In einer Negativabgrenzung sind solche Vermögenswerte nicht als qualifiziert anzusehen, wenn sich diese bereits im Erwerbszeitpunkt in ihrem beabsichtigten gebrauchs- bzw. verkaufsfähigen Zustand befinden (IAS 23.7).

 

Tz. 726

Ein Bilanzierungsmethodenwahlrecht besteht für Fremdkapitalkosten,

  • die zum beizulegenden Zeitwert bewertet werden, z. B. biologische Vermögenswerte (IAS 23.4(a)) oder
  • Fremdkapitalkosten auf Vorräte, die in großen Mengen wiederholt hergestellt werden (IAS 23.4(b)).
[887] Vgl. grundlegend Hoffmann/Lüdenbach, HGB, § 255 HGB.
[888] Vgl. PwC (Hrsg.), Manual of Accounting – IFRS 2014, 10. Aufl., London 2014, Ch. 16.94; IDW RS HFA 37 Rn. 5, WPg 2010, 80 (81).
[889] KPMG (Hrsg.), Insights into IFRS 2014/15, 10. Aufl., London 2014, Ch. 4.6.20.40: Hiernach ist bereits ein Zeitraum von mehr als sechs Monaten ausreichend.

bb) Kategorien von Fremdkapitalkosten

bb1) Unterscheidung

 

Tz. 727

Es gilt zwei Kategorien von Fremdkapital zu unterscheiden (IAS 23.10):

  • speziell für die Anschaffung bzw.

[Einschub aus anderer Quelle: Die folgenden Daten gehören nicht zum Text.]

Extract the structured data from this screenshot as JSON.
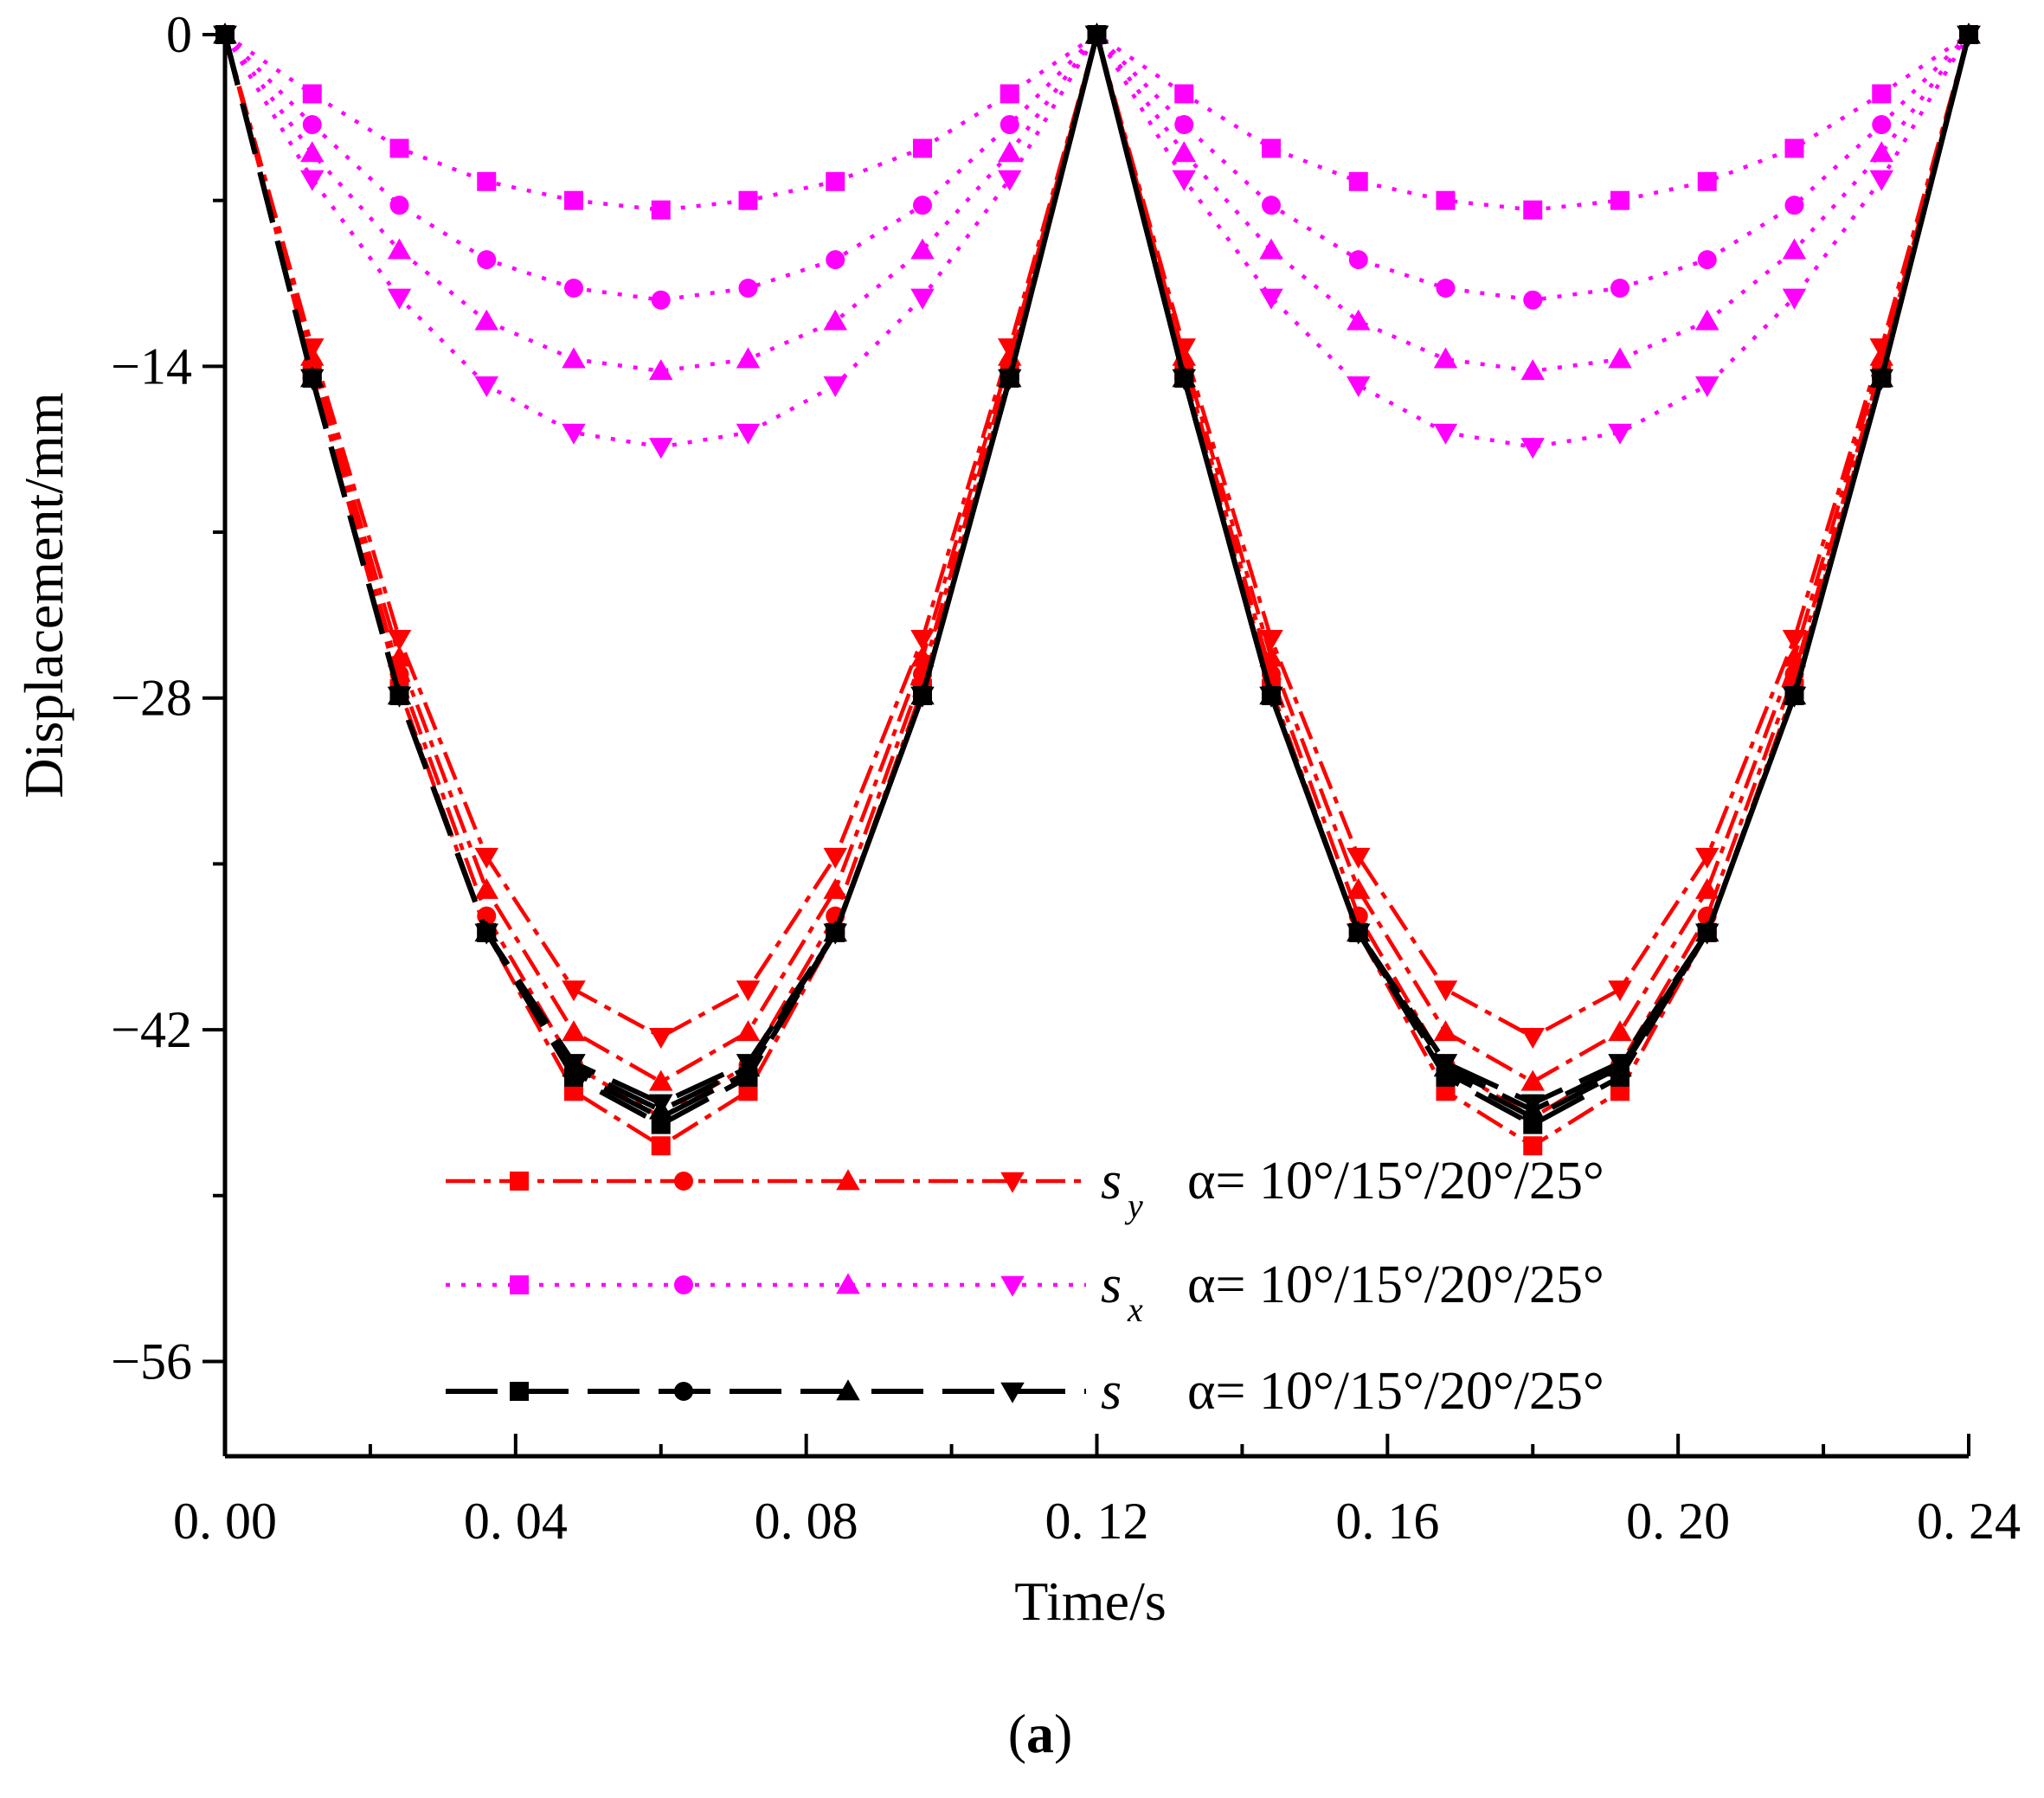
{
  "chart_data": {
    "type": "line",
    "xlabel": "Time/s",
    "ylabel": "Displacement/mm",
    "xlim": [
      0,
      0.24
    ],
    "ylim": [
      -60,
      0
    ],
    "xticks": [
      0.0,
      0.04,
      0.08,
      0.12,
      0.16,
      0.2,
      0.24
    ],
    "xtick_labels": [
      "0. 00",
      "0. 04",
      "0. 08",
      "0. 12",
      "0. 16",
      "0. 20",
      "0. 24"
    ],
    "yticks": [
      0,
      -14,
      -28,
      -42,
      -56
    ],
    "ytick_labels": [
      "0",
      "−14",
      "−28",
      "−42",
      "−56"
    ],
    "caption_open": "(",
    "caption_letter": "a",
    "caption_close": ")",
    "legend": [
      {
        "symbol": "s",
        "subscript": "y",
        "text": "α= 10°/15°/20°/25°",
        "color": "#ff0000",
        "style": "dashdot"
      },
      {
        "symbol": "s",
        "subscript": "x",
        "text": "α= 10°/15°/20°/25°",
        "color": "#ff00ff",
        "style": "dotted"
      },
      {
        "symbol": "s",
        "subscript": "",
        "text": "α= 10°/15°/20°/25°",
        "color": "#000000",
        "style": "longdash"
      }
    ],
    "x": [
      0.0,
      0.012,
      0.024,
      0.036,
      0.048,
      0.06,
      0.072,
      0.084,
      0.096,
      0.108,
      0.12,
      0.132,
      0.144,
      0.156,
      0.168,
      0.18,
      0.192,
      0.204,
      0.216,
      0.228,
      0.24
    ],
    "series": [
      {
        "name": "s_y α=10°",
        "group": "sy",
        "color": "#ff0000",
        "marker": "square",
        "values": [
          0,
          -14.2,
          -27.6,
          -37.9,
          -44.6,
          -46.9,
          -44.6,
          -37.9,
          -27.6,
          -14.2,
          0,
          -14.2,
          -27.6,
          -37.9,
          -44.6,
          -46.9,
          -44.6,
          -37.9,
          -27.6,
          -14.2,
          0
        ]
      },
      {
        "name": "s_y α=15°",
        "group": "sy",
        "color": "#ff0000",
        "marker": "circle",
        "values": [
          0,
          -13.9,
          -27.0,
          -37.2,
          -43.5,
          -45.7,
          -43.5,
          -37.2,
          -27.0,
          -13.9,
          0,
          -13.9,
          -27.0,
          -37.2,
          -43.5,
          -45.7,
          -43.5,
          -37.2,
          -27.0,
          -13.9,
          0
        ]
      },
      {
        "name": "s_y α=20°",
        "group": "sy",
        "color": "#ff0000",
        "marker": "triangle-up",
        "values": [
          0,
          -13.6,
          -26.3,
          -36.1,
          -42.1,
          -44.2,
          -42.1,
          -36.1,
          -26.3,
          -13.6,
          0,
          -13.6,
          -26.3,
          -36.1,
          -42.1,
          -44.2,
          -42.1,
          -36.1,
          -26.3,
          -13.6,
          0
        ]
      },
      {
        "name": "s_y α=25°",
        "group": "sy",
        "color": "#ff0000",
        "marker": "triangle-down",
        "values": [
          0,
          -13.2,
          -25.5,
          -34.7,
          -40.3,
          -42.3,
          -40.3,
          -34.7,
          -25.5,
          -13.2,
          0,
          -13.2,
          -25.5,
          -34.7,
          -40.3,
          -42.3,
          -40.3,
          -34.7,
          -25.5,
          -13.2,
          0
        ]
      },
      {
        "name": "s_x α=10°",
        "group": "sx",
        "color": "#ff00ff",
        "marker": "square",
        "values": [
          0,
          -2.5,
          -4.8,
          -6.2,
          -7.0,
          -7.4,
          -7.0,
          -6.2,
          -4.8,
          -2.5,
          0,
          -2.5,
          -4.8,
          -6.2,
          -7.0,
          -7.4,
          -7.0,
          -6.2,
          -4.8,
          -2.5,
          0
        ]
      },
      {
        "name": "s_x α=15°",
        "group": "sx",
        "color": "#ff00ff",
        "marker": "circle",
        "values": [
          0,
          -3.8,
          -7.2,
          -9.5,
          -10.7,
          -11.2,
          -10.7,
          -9.5,
          -7.2,
          -3.8,
          0,
          -3.8,
          -7.2,
          -9.5,
          -10.7,
          -11.2,
          -10.7,
          -9.5,
          -7.2,
          -3.8,
          0
        ]
      },
      {
        "name": "s_x α=20°",
        "group": "sx",
        "color": "#ff00ff",
        "marker": "triangle-up",
        "values": [
          0,
          -5.0,
          -9.1,
          -12.1,
          -13.7,
          -14.2,
          -13.7,
          -12.1,
          -9.1,
          -5.0,
          0,
          -5.0,
          -9.1,
          -12.1,
          -13.7,
          -14.2,
          -13.7,
          -12.1,
          -9.1,
          -5.0,
          0
        ]
      },
      {
        "name": "s_x α=25°",
        "group": "sx",
        "color": "#ff00ff",
        "marker": "triangle-down",
        "values": [
          0,
          -6.1,
          -11.1,
          -14.8,
          -16.8,
          -17.4,
          -16.8,
          -14.8,
          -11.1,
          -6.1,
          0,
          -6.1,
          -11.1,
          -14.8,
          -16.8,
          -17.4,
          -16.8,
          -14.8,
          -11.1,
          -6.1,
          0
        ]
      },
      {
        "name": "s α=10°",
        "group": "s",
        "color": "#000000",
        "marker": "square",
        "values": [
          0,
          -14.5,
          -27.9,
          -37.9,
          -44.0,
          -46.0,
          -44.0,
          -37.9,
          -27.9,
          -14.5,
          0,
          -14.5,
          -27.9,
          -37.9,
          -44.0,
          -46.0,
          -44.0,
          -37.9,
          -27.9,
          -14.5,
          0
        ]
      },
      {
        "name": "s α=15°",
        "group": "s",
        "color": "#000000",
        "marker": "circle",
        "values": [
          0,
          -14.5,
          -27.9,
          -37.9,
          -43.8,
          -45.7,
          -43.8,
          -37.9,
          -27.9,
          -14.5,
          0,
          -14.5,
          -27.9,
          -37.9,
          -43.8,
          -45.7,
          -43.8,
          -37.9,
          -27.9,
          -14.5,
          0
        ]
      },
      {
        "name": "s α=20°",
        "group": "s",
        "color": "#000000",
        "marker": "triangle-up",
        "values": [
          0,
          -14.5,
          -27.9,
          -37.9,
          -43.6,
          -45.4,
          -43.6,
          -37.9,
          -27.9,
          -14.5,
          0,
          -14.5,
          -27.9,
          -37.9,
          -43.6,
          -45.4,
          -43.6,
          -37.9,
          -27.9,
          -14.5,
          0
        ]
      },
      {
        "name": "s α=25°",
        "group": "s",
        "color": "#000000",
        "marker": "triangle-down",
        "values": [
          0,
          -14.5,
          -27.9,
          -37.9,
          -43.4,
          -45.1,
          -43.4,
          -37.9,
          -27.9,
          -14.5,
          0,
          -14.5,
          -27.9,
          -37.9,
          -43.4,
          -45.1,
          -43.4,
          -37.9,
          -27.9,
          -14.5,
          0
        ]
      }
    ]
  }
}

Herstellung eines besonderen Vermögenswertes aufgenommenes spezielles Fremdkapital
  • allgemeines Fremdkapital

bb2) Spezielles Fremdkapital

 

Tz. 728

Bei der Bemessung des zu aktivierenden Betrags aus tatsächlichen Fremdkapitalkosten ist im Falle spezieller Fremdkapitalkosten abzustellen auf aufgenommene Fremdfinanzierungen mit unmittelbarem Bezug für den Vermögenswert sowie direkt zurechenbare Ausnutzung bestehender Kreditlinien oder deren Verlängerung (IAS 23.12). Als Ausgaben gelten Barzahlungen, Hingabe anderer Vermögenswerte oder die Aufnahme verzinslicher Schulden. Abzuziehen sind Erträge aus der temporären Anlage von aufgenommenem, jedoch noch nicht in vollem Umfang benötigtem Fremdkapital (IAS 23.12).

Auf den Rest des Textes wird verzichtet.